The simple interrupted stitch is a suturing technique used to close wounds. It is the most commonly used technique in the closure of skin. It is known as an interrupted stitch because the individual stitches are not connected; they are separate. Placing and tying each stitch individually is time-consuming, but this technique keeps the wound together even if one suture fails. It is simple, and relatively easy to place. A surgeon's knot or knots cross the wound perpendicularly. The knots should not be left over the wound, but placed to one side in order to avoid scarring and to make the removal of the stitches easier.

Procedure

== Uses ==
The simple interrupted stitch can be chosen for most wound types, and it is typically faster and more cost effective than other laceration repair techniques. This is most often useful for superficial lacerations, or for the final layer for deep lacerations.
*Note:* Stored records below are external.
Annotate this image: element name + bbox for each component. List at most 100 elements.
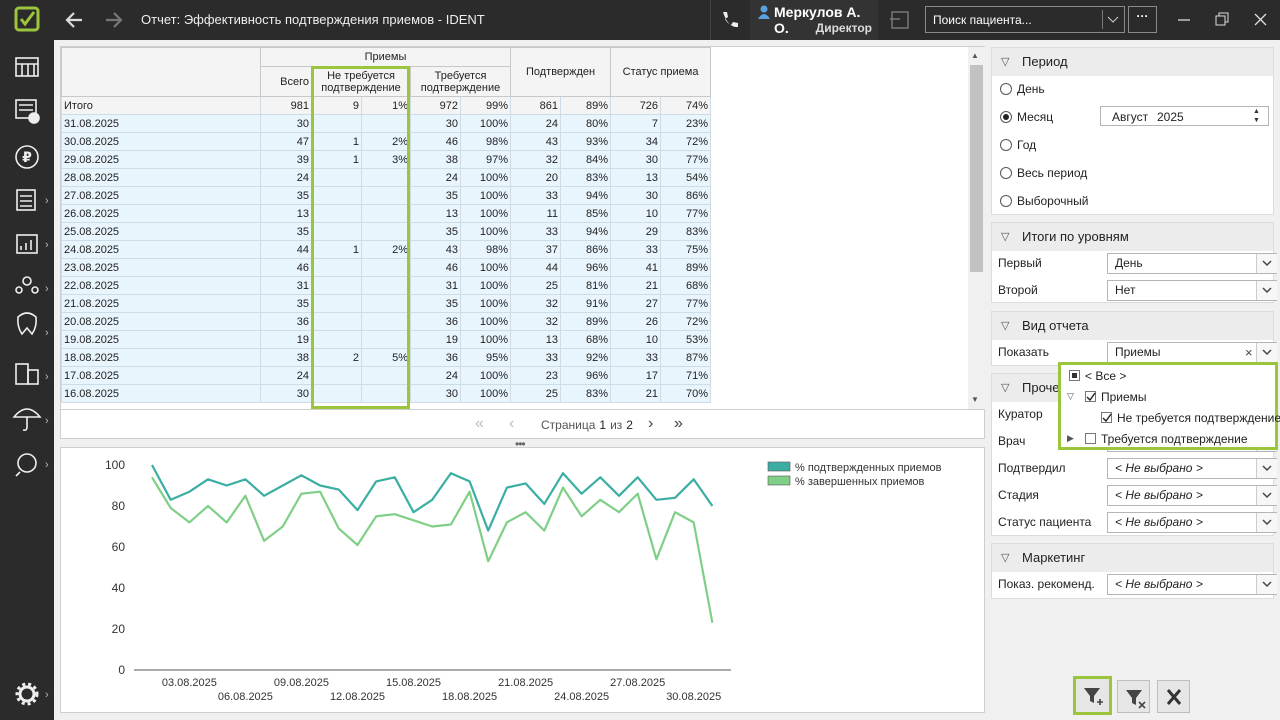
combo-arrow[interactable] xyxy=(1256,513,1277,532)
menu-button[interactable]: ··· xyxy=(1128,6,1157,33)
table-cell: 981 xyxy=(261,97,312,115)
table-cell: 31.08.2025 xyxy=(62,115,261,133)
x-tick-label: 24.08.2025 xyxy=(554,691,609,703)
y-tick-label: 40 xyxy=(112,581,126,595)
combo-arrow[interactable] xyxy=(1256,343,1277,362)
svg-element xyxy=(1086,392,1096,402)
radio[interactable] xyxy=(1000,195,1012,207)
table-cell: 41 xyxy=(611,259,661,277)
table-cell: 71% xyxy=(661,367,711,385)
search-placeholder: Поиск пациента... xyxy=(933,13,1032,27)
sidebar[interactable]: ₽ ›››››››› xyxy=(0,40,54,720)
title-bar: Отчет: Эффективность подтверждения прием… xyxy=(0,0,1280,40)
combo-box[interactable]: День xyxy=(1107,253,1277,274)
section-title: Маркетинг xyxy=(1022,544,1085,572)
table-cell: 100% xyxy=(461,367,511,385)
table-cell: 77% xyxy=(661,205,711,223)
field-label: Куратор xyxy=(998,407,1043,421)
x-tick-label: 09.08.2025 xyxy=(274,677,329,689)
table-cell: 35 xyxy=(261,223,312,241)
dropdown-item[interactable]: Требуется подтверждение xyxy=(1101,432,1248,446)
section-title: Вид отчета xyxy=(1022,312,1089,340)
dropdown-item[interactable]: Приемы xyxy=(1101,390,1147,404)
combo-arrow[interactable] xyxy=(1256,486,1277,505)
combo-box[interactable]: Нет xyxy=(1107,280,1277,301)
filter-button[interactable] xyxy=(1073,676,1112,715)
combo-arrow[interactable] xyxy=(1256,575,1277,594)
user-block[interactable]: Меркулов А. О. Директор xyxy=(750,0,878,40)
table-cell: 72% xyxy=(661,133,711,151)
filter-button[interactable] xyxy=(1117,680,1150,713)
text-element: › xyxy=(45,239,49,251)
filter-button[interactable] xyxy=(1157,680,1190,713)
section-header[interactable]: ▽Итоги по уровням xyxy=(992,223,1273,251)
nav-buttons[interactable] xyxy=(62,8,132,32)
radio[interactable] xyxy=(1000,111,1012,123)
scrollbar[interactable]: ▲ ▼ xyxy=(968,47,985,409)
checkbox[interactable] xyxy=(1085,433,1096,444)
table-cell: 46 xyxy=(411,259,461,277)
table-cell: 68% xyxy=(661,277,711,295)
table-cell: 96% xyxy=(561,259,611,277)
month-spinner[interactable]: Август2025▲▼ xyxy=(1100,106,1269,126)
table-cell: 25 xyxy=(511,277,561,295)
window-controls[interactable] xyxy=(1170,8,1280,32)
table-cell: 33 xyxy=(511,187,561,205)
combo-arrow[interactable] xyxy=(1256,281,1277,300)
dropdown-item[interactable]: < Все > xyxy=(1085,369,1126,383)
combo-arrow[interactable] xyxy=(1256,254,1277,273)
text-element: › xyxy=(45,371,49,383)
table-cell: 36 xyxy=(411,313,461,331)
table-cell: 95% xyxy=(461,349,511,367)
filter-section: ▽ПериодДеньМесяцГодВесь периодВыборочный… xyxy=(991,47,1274,215)
table-cell: 13 xyxy=(611,169,661,187)
path-element xyxy=(1263,493,1271,497)
section-header[interactable]: ▽Маркетинг xyxy=(992,544,1273,572)
y-tick-label: 0 xyxy=(118,663,125,677)
patient-search[interactable]: Поиск пациента... xyxy=(925,6,1125,33)
table-cell: 16.08.2025 xyxy=(62,385,261,403)
svg-element xyxy=(1158,681,1191,714)
svg-element xyxy=(1118,681,1151,714)
dropdown-item[interactable]: Не требуется подтверждение xyxy=(1117,411,1280,425)
combo-box[interactable]: Приемы× xyxy=(1107,342,1277,363)
table-cell: 23% xyxy=(661,115,711,133)
section-header[interactable]: ▽Вид отчета xyxy=(992,312,1273,340)
path-element xyxy=(14,409,40,430)
combo-box[interactable]: < Не выбрано > xyxy=(1107,458,1277,479)
clear-button[interactable]: × xyxy=(1245,343,1253,362)
radio[interactable] xyxy=(1000,83,1012,95)
checkbox[interactable] xyxy=(1085,391,1096,402)
svg-element xyxy=(758,5,770,19)
rect-element xyxy=(17,190,35,210)
text-element: › xyxy=(45,415,49,427)
combo-value: < Не выбрано > xyxy=(1115,575,1203,594)
history-icon[interactable] xyxy=(888,9,912,31)
radio[interactable] xyxy=(1000,139,1012,151)
checkbox[interactable] xyxy=(1069,370,1080,381)
first-page[interactable]: « xyxy=(475,415,484,433)
path-element xyxy=(1263,288,1271,292)
combo-box[interactable]: < Не выбрано > xyxy=(1107,485,1277,506)
next-page[interactable]: › xyxy=(648,415,653,433)
table-cell: 39 xyxy=(261,151,312,169)
combo-box[interactable]: < Не выбрано > xyxy=(1107,574,1277,595)
radio[interactable] xyxy=(1000,167,1012,179)
combo-box[interactable]: < Не выбрано > xyxy=(1107,512,1277,533)
report-table: ПриемыПодтвержденСтатус приемаВсегоНе тр… xyxy=(61,47,968,409)
checkbox[interactable] xyxy=(1101,412,1112,423)
header-cell: Статус приема xyxy=(611,48,711,97)
table-cell: 33 xyxy=(611,241,661,259)
div-element: ▲ xyxy=(971,51,979,60)
prev-page[interactable]: ‹ xyxy=(509,415,514,433)
phone-icon[interactable] xyxy=(718,9,740,31)
path-element xyxy=(1263,350,1271,354)
table-cell: 19 xyxy=(411,331,461,349)
last-page[interactable]: » xyxy=(674,415,683,433)
table-cell: 30 xyxy=(611,187,661,205)
section-header[interactable]: ▽Период xyxy=(992,48,1273,76)
combo-arrow[interactable] xyxy=(1256,459,1277,478)
table-cell: 726 xyxy=(611,97,661,115)
table-cell: 13 xyxy=(511,331,561,349)
svg-element xyxy=(1257,486,1277,505)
Examples of uses include repair of lacerations in the skin of the face, scalp, trunk, or extremities, or of mucosal surfaces (oral, lips, or genitalia).

Stitching is not recommended for bite wounds (cat, dog, human, etc.)
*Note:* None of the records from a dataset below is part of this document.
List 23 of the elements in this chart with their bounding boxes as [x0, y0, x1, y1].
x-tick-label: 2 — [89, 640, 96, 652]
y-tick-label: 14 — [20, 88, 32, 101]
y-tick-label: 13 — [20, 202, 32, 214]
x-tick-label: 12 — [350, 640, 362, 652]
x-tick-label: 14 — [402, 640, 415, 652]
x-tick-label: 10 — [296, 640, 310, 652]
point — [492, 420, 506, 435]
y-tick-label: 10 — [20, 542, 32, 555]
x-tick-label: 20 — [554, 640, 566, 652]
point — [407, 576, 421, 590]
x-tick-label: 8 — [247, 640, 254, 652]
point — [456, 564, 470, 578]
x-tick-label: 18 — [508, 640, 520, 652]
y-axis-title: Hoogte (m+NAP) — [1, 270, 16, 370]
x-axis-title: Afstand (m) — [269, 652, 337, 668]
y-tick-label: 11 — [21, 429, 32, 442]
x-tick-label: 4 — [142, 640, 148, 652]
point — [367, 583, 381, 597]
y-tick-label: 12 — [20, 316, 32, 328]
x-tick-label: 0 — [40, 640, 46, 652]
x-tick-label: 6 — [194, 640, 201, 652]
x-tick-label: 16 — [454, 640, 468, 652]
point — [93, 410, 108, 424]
The simple interrupted technique can be done with absorbable or non-absorbable suture material. See Surgical suture for selection of suture material and for referencing types of stitches. This is determined based on evaluation of wound for mechanism, depth, tension, and ultimate cosmetic goals.

== Technique ==
The simple interrupted stitch begins with introduction of the needle into the skin on one side of the wound. It is done perpendicular to the laceration, and the needle tip should be placed at 90 degrees to the skin. The needle then will pass through the deeper tissues to ultimately pass through to come out of the skin on the other side of the wound. Ideally, the wound edges should be everted. The suture is then tied with a square knot (see surgeon's knots). Lastly, the knots should be positioned to the same side of the wound.

== Advantages and Disadvantages ==
The simple interrupted stitch has the advantage of a better chance for cosmetically desirable results in comparison with other techniques. This is because the use of individual stitches allows the provider to closely approximate borders of the laceration. They also have the advantage of decreased risk of reduced circulation to the surrounding skin, as well as great tensile strength. In the case of infection or other circumstance, you also have the flexibility of removing one stitch at a time. This is in contrast to a running stitch, which, once cut, is completely unraveled.

At the same time, a disadvantage of the simple interrupted stitch is that it is time-consuming to remove, as each stitch must be removed individually.